Swedish utility Vattenfall might not restart its error-prone reactor in Brunsbuettel, near Hamburg, because modernizing it might prove too costly, Vattenfall Chief Executive Officer Oystein Loseth said.
"We have to calculate the economic feasibility and will then make a decision," Loseth was quoted as saying by the Berliner Zeitung newspaper.
One of Germany's most problem-prone reactors, Brunsbuettel was taken off the grid in the summer of 2007 after a fire caused an emergency shutdown.
A similar incident at nearby Kruemmel, run by Vattenfall and German utility Eon, led to the reactor's closure in June 2007. It reopened in June 2009 but was taken off the grid again only a month later, when it shut down automatically after a transformer short-circuited.
Both incidents, poorly communicated by Vattenfall, damaged the company's reputation.
Vattenfall will decide this summer what to do with Brunsbuettel and Kruemmel, both built during the 1970s.
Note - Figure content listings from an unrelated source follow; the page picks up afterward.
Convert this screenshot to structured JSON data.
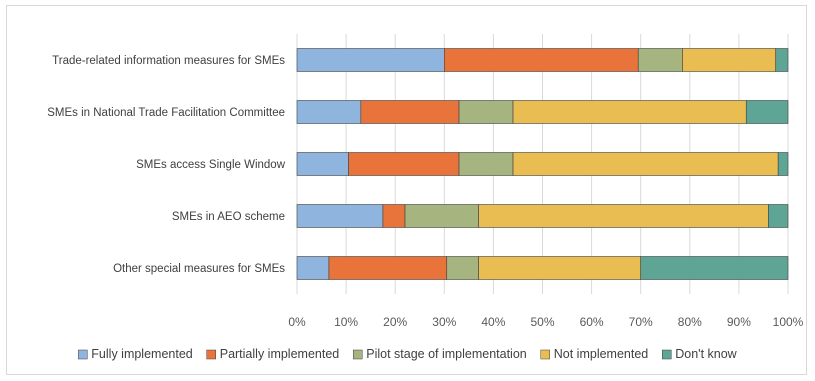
{
  "chart_data": {
    "type": "bar",
    "orientation": "horizontal",
    "stacked": true,
    "percent": true,
    "categories": [
      "Trade-related information measures for SMEs",
      "SMEs in National Trade Facilitation Committee",
      "SMEs access Single Window",
      "SMEs in AEO scheme",
      "Other special measures for SMEs"
    ],
    "series": [
      {
        "name": "Fully implemented",
        "color": "#8fb4dd",
        "values": [
          30,
          13,
          10.5,
          17.5,
          6.5
        ]
      },
      {
        "name": "Partially implemented",
        "color": "#e8743b",
        "values": [
          39.5,
          20,
          22.5,
          4.5,
          24
        ]
      },
      {
        "name": "Pilot stage of implementation",
        "color": "#a6b47f",
        "values": [
          9,
          11,
          11,
          15,
          6.5
        ]
      },
      {
        "name": "Not implemented",
        "color": "#e9bd52",
        "values": [
          19,
          47.5,
          54,
          59,
          33
        ]
      },
      {
        "name": "Don't know",
        "color": "#5fa596",
        "values": [
          2.5,
          8.5,
          2,
          4,
          30
        ]
      }
    ],
    "xlim": [
      0,
      100
    ],
    "xticks": [
      "0%",
      "10%",
      "20%",
      "30%",
      "40%",
      "50%",
      "60%",
      "70%",
      "80%",
      "90%",
      "100%"
    ],
    "grid": true,
    "legend_position": "bottom",
    "title": "",
    "xlabel": "",
    "ylabel": ""
  }
}
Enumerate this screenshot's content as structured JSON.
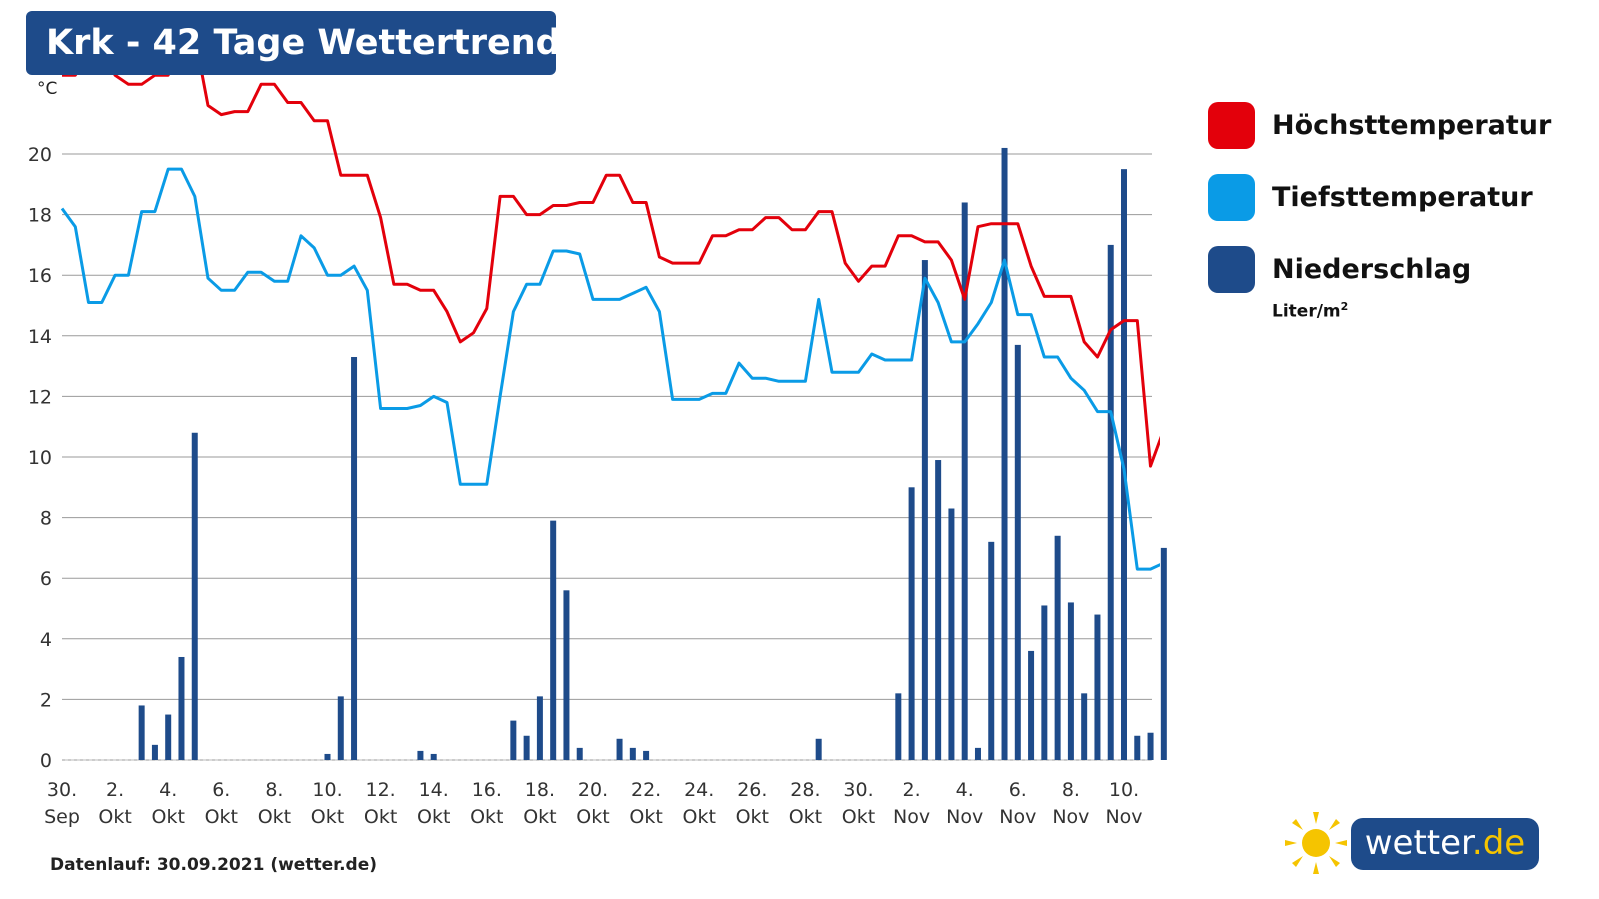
{
  "header": {
    "title": "Krk - 42 Tage Wettertrend"
  },
  "footer": {
    "text": "Datenlauf: 30.09.2021 (wetter.de)"
  },
  "brand": {
    "name": "wetter",
    "tld": ".de"
  },
  "legend": {
    "items": [
      {
        "label": "Höchsttemperatur",
        "color": "#e3000b"
      },
      {
        "label": "Tiefsttemperatur",
        "color": "#0a9be6"
      },
      {
        "label": "Niederschlag",
        "color": "#1e4b8a"
      }
    ],
    "precip_unit": "Liter/m",
    "precip_unit_sup": "2"
  },
  "chart_data": {
    "type": "line",
    "ylabel": "°C",
    "ylim": [
      0,
      22
    ],
    "yticks": [
      0,
      2,
      4,
      6,
      8,
      10,
      12,
      14,
      16,
      18,
      20
    ],
    "grid": true,
    "legend_position": "right",
    "x_range": [
      0,
      41
    ],
    "x_ticks": [
      {
        "x": 0,
        "line1": "30.",
        "line2": "Sep"
      },
      {
        "x": 2,
        "line1": "2.",
        "line2": "Okt"
      },
      {
        "x": 4,
        "line1": "4.",
        "line2": "Okt"
      },
      {
        "x": 6,
        "line1": "6.",
        "line2": "Okt"
      },
      {
        "x": 8,
        "line1": "8.",
        "line2": "Okt"
      },
      {
        "x": 10,
        "line1": "10.",
        "line2": "Okt"
      },
      {
        "x": 12,
        "line1": "12.",
        "line2": "Okt"
      },
      {
        "x": 14,
        "line1": "14.",
        "line2": "Okt"
      },
      {
        "x": 16,
        "line1": "16.",
        "line2": "Okt"
      },
      {
        "x": 18,
        "line1": "18.",
        "line2": "Okt"
      },
      {
        "x": 20,
        "line1": "20.",
        "line2": "Okt"
      },
      {
        "x": 22,
        "line1": "22.",
        "line2": "Okt"
      },
      {
        "x": 24,
        "line1": "24.",
        "line2": "Okt"
      },
      {
        "x": 26,
        "line1": "26.",
        "line2": "Okt"
      },
      {
        "x": 28,
        "line1": "28.",
        "line2": "Okt"
      },
      {
        "x": 30,
        "line1": "30.",
        "line2": "Okt"
      },
      {
        "x": 32,
        "line1": "2.",
        "line2": "Nov"
      },
      {
        "x": 34,
        "line1": "4.",
        "line2": "Nov"
      },
      {
        "x": 36,
        "line1": "6.",
        "line2": "Nov"
      },
      {
        "x": 38,
        "line1": "8.",
        "line2": "Nov"
      },
      {
        "x": 40,
        "line1": "10.",
        "line2": "Nov"
      }
    ],
    "series": [
      {
        "name": "Höchsttemperatur",
        "kind": "line",
        "color": "#e3000b",
        "points": [
          [
            0,
            22.6
          ],
          [
            0.5,
            22.6
          ],
          [
            1,
            23.3
          ],
          [
            1.5,
            23.3
          ],
          [
            2,
            22.6
          ],
          [
            2.5,
            22.3
          ],
          [
            3,
            22.3
          ],
          [
            3.5,
            22.6
          ],
          [
            4,
            22.6
          ],
          [
            4.5,
            23.9
          ],
          [
            5,
            23.9
          ],
          [
            5.5,
            21.6
          ],
          [
            6,
            21.3
          ],
          [
            6.5,
            21.4
          ],
          [
            7,
            21.4
          ],
          [
            7.5,
            22.3
          ],
          [
            8,
            22.3
          ],
          [
            8.5,
            21.7
          ],
          [
            9,
            21.7
          ],
          [
            9.5,
            21.1
          ],
          [
            10,
            21.1
          ],
          [
            10.5,
            19.3
          ],
          [
            11,
            19.3
          ],
          [
            11.5,
            19.3
          ],
          [
            12,
            17.9
          ],
          [
            12.5,
            15.7
          ],
          [
            13,
            15.7
          ],
          [
            13.5,
            15.5
          ],
          [
            14,
            15.5
          ],
          [
            14.5,
            14.8
          ],
          [
            15,
            13.8
          ],
          [
            15.5,
            14.1
          ],
          [
            16,
            14.9
          ],
          [
            16.5,
            18.6
          ],
          [
            17,
            18.6
          ],
          [
            17.5,
            18.0
          ],
          [
            18,
            18.0
          ],
          [
            18.5,
            18.3
          ],
          [
            19,
            18.3
          ],
          [
            19.5,
            18.4
          ],
          [
            20,
            18.4
          ],
          [
            20.5,
            19.3
          ],
          [
            21,
            19.3
          ],
          [
            21.5,
            18.4
          ],
          [
            22,
            18.4
          ],
          [
            22.5,
            16.6
          ],
          [
            23,
            16.4
          ],
          [
            23.5,
            16.4
          ],
          [
            24,
            16.4
          ],
          [
            24.5,
            17.3
          ],
          [
            25,
            17.3
          ],
          [
            25.5,
            17.5
          ],
          [
            26,
            17.5
          ],
          [
            26.5,
            17.9
          ],
          [
            27,
            17.9
          ],
          [
            27.5,
            17.5
          ],
          [
            28,
            17.5
          ],
          [
            28.5,
            18.1
          ],
          [
            29,
            18.1
          ],
          [
            29.5,
            16.4
          ],
          [
            30,
            15.8
          ],
          [
            30.5,
            16.3
          ],
          [
            31,
            16.3
          ],
          [
            31.5,
            17.3
          ],
          [
            32,
            17.3
          ],
          [
            32.5,
            17.1
          ],
          [
            33,
            17.1
          ],
          [
            33.5,
            16.5
          ],
          [
            34,
            15.2
          ],
          [
            34.5,
            17.6
          ],
          [
            35,
            17.7
          ],
          [
            35.5,
            17.7
          ],
          [
            36,
            17.7
          ],
          [
            36.5,
            16.3
          ],
          [
            37,
            15.3
          ],
          [
            37.5,
            15.3
          ],
          [
            38,
            15.3
          ],
          [
            38.5,
            13.8
          ],
          [
            39,
            13.3
          ],
          [
            39.5,
            14.2
          ],
          [
            40,
            14.5
          ],
          [
            40.5,
            14.5
          ],
          [
            41,
            9.7
          ],
          [
            41.5,
            10.9
          ]
        ]
      },
      {
        "name": "Tiefsttemperatur",
        "kind": "line",
        "color": "#0a9be6",
        "points": [
          [
            0,
            18.2
          ],
          [
            0.5,
            17.6
          ],
          [
            1,
            15.1
          ],
          [
            1.5,
            15.1
          ],
          [
            2,
            16.0
          ],
          [
            2.5,
            16.0
          ],
          [
            3,
            18.1
          ],
          [
            3.5,
            18.1
          ],
          [
            4,
            19.5
          ],
          [
            4.5,
            19.5
          ],
          [
            5,
            18.6
          ],
          [
            5.5,
            15.9
          ],
          [
            6,
            15.5
          ],
          [
            6.5,
            15.5
          ],
          [
            7,
            16.1
          ],
          [
            7.5,
            16.1
          ],
          [
            8,
            15.8
          ],
          [
            8.5,
            15.8
          ],
          [
            9,
            17.3
          ],
          [
            9.5,
            16.9
          ],
          [
            10,
            16.0
          ],
          [
            10.5,
            16.0
          ],
          [
            11,
            16.3
          ],
          [
            11.5,
            15.5
          ],
          [
            12,
            11.6
          ],
          [
            12.5,
            11.6
          ],
          [
            13,
            11.6
          ],
          [
            13.5,
            11.7
          ],
          [
            14,
            12.0
          ],
          [
            14.5,
            11.8
          ],
          [
            15,
            9.1
          ],
          [
            15.5,
            9.1
          ],
          [
            16,
            9.1
          ],
          [
            16.5,
            12.0
          ],
          [
            17,
            14.8
          ],
          [
            17.5,
            15.7
          ],
          [
            18,
            15.7
          ],
          [
            18.5,
            16.8
          ],
          [
            19,
            16.8
          ],
          [
            19.5,
            16.7
          ],
          [
            20,
            15.2
          ],
          [
            20.5,
            15.2
          ],
          [
            21,
            15.2
          ],
          [
            21.5,
            15.4
          ],
          [
            22,
            15.6
          ],
          [
            22.5,
            14.8
          ],
          [
            23,
            11.9
          ],
          [
            23.5,
            11.9
          ],
          [
            24,
            11.9
          ],
          [
            24.5,
            12.1
          ],
          [
            25,
            12.1
          ],
          [
            25.5,
            13.1
          ],
          [
            26,
            12.6
          ],
          [
            26.5,
            12.6
          ],
          [
            27,
            12.5
          ],
          [
            27.5,
            12.5
          ],
          [
            28,
            12.5
          ],
          [
            28.5,
            15.2
          ],
          [
            29,
            12.8
          ],
          [
            29.5,
            12.8
          ],
          [
            30,
            12.8
          ],
          [
            30.5,
            13.4
          ],
          [
            31,
            13.2
          ],
          [
            31.5,
            13.2
          ],
          [
            32,
            13.2
          ],
          [
            32.5,
            15.9
          ],
          [
            33,
            15.1
          ],
          [
            33.5,
            13.8
          ],
          [
            34,
            13.8
          ],
          [
            34.5,
            14.4
          ],
          [
            35,
            15.1
          ],
          [
            35.5,
            16.5
          ],
          [
            36,
            14.7
          ],
          [
            36.5,
            14.7
          ],
          [
            37,
            13.3
          ],
          [
            37.5,
            13.3
          ],
          [
            38,
            12.6
          ],
          [
            38.5,
            12.2
          ],
          [
            39,
            11.5
          ],
          [
            39.5,
            11.5
          ],
          [
            40,
            9.6
          ],
          [
            40.5,
            6.3
          ],
          [
            41,
            6.3
          ],
          [
            41.5,
            6.5
          ]
        ]
      },
      {
        "name": "Niederschlag",
        "kind": "bar",
        "color": "#1e4b8a",
        "points": [
          [
            3,
            1.8
          ],
          [
            3.5,
            0.5
          ],
          [
            4,
            1.5
          ],
          [
            4.5,
            3.4
          ],
          [
            5,
            10.8
          ],
          [
            10,
            0.2
          ],
          [
            10.5,
            2.1
          ],
          [
            11,
            13.3
          ],
          [
            13.5,
            0.3
          ],
          [
            14,
            0.2
          ],
          [
            17,
            1.3
          ],
          [
            17.5,
            0.8
          ],
          [
            18,
            2.1
          ],
          [
            18.5,
            7.9
          ],
          [
            19,
            5.6
          ],
          [
            19.5,
            0.4
          ],
          [
            21,
            0.7
          ],
          [
            21.5,
            0.4
          ],
          [
            22,
            0.3
          ],
          [
            28.5,
            0.7
          ],
          [
            31.5,
            2.2
          ],
          [
            32,
            9.0
          ],
          [
            32.5,
            16.5
          ],
          [
            33,
            9.9
          ],
          [
            33.5,
            8.3
          ],
          [
            34,
            18.4
          ],
          [
            34.5,
            0.4
          ],
          [
            35,
            7.2
          ],
          [
            35.5,
            20.2
          ],
          [
            36,
            13.7
          ],
          [
            36.5,
            3.6
          ],
          [
            37,
            5.1
          ],
          [
            37.5,
            7.4
          ],
          [
            38,
            5.2
          ],
          [
            38.5,
            2.2
          ],
          [
            39,
            4.8
          ],
          [
            39.5,
            17.0
          ],
          [
            40,
            19.5
          ],
          [
            40.5,
            0.8
          ],
          [
            41,
            0.9
          ],
          [
            41.5,
            7.0
          ]
        ]
      }
    ]
  }
}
The Swedes might hand over operating control to competitor Eon, which owns half of Kruemmel and a 33 percent share in Brunsbuettel.
Another competitor from Germany, EnBW, might shut down the older of the two reactors at its Neckarwestheim plant in southwestern Germany because modernizing it might be too costly.
The German government recently decided to prolong the life of the German nuclear reactors by an average of 12 years but linked this to several preconditions.
In return for longer running times, the utilities will have to pay a new "fuel-rod" tax of around $2.5 billion per year starting in 2011, support renewables with an additional $20 billion until the 2030s and retrofit their aging reactors to meet new, more stringent safety standards.
The likes of Brunsbuettel, Kruemmel and Neckarwestheim are among the older reactors that would have to be thoroughly improved to meet the government's safety demands.
For the utilities, it might make more sense to shut them down and transfer the running times to newer plants that wouldn't need remodeling, especially as power prices have been low for months, draining profits generated by the older reactors.
Vattenfall earlier this month said net income in 2010 dropped to $2 billion, down 2 percent compared to the previous year. The company's Germany business was abysmal, with profits plummeting by 26 percent in 2010.
Based in Stockholm, Vattenfall operates in Scandinavia, Germany, Poland, Belgium and Netherlands. At the end of 2010 it employed some 38,100 people.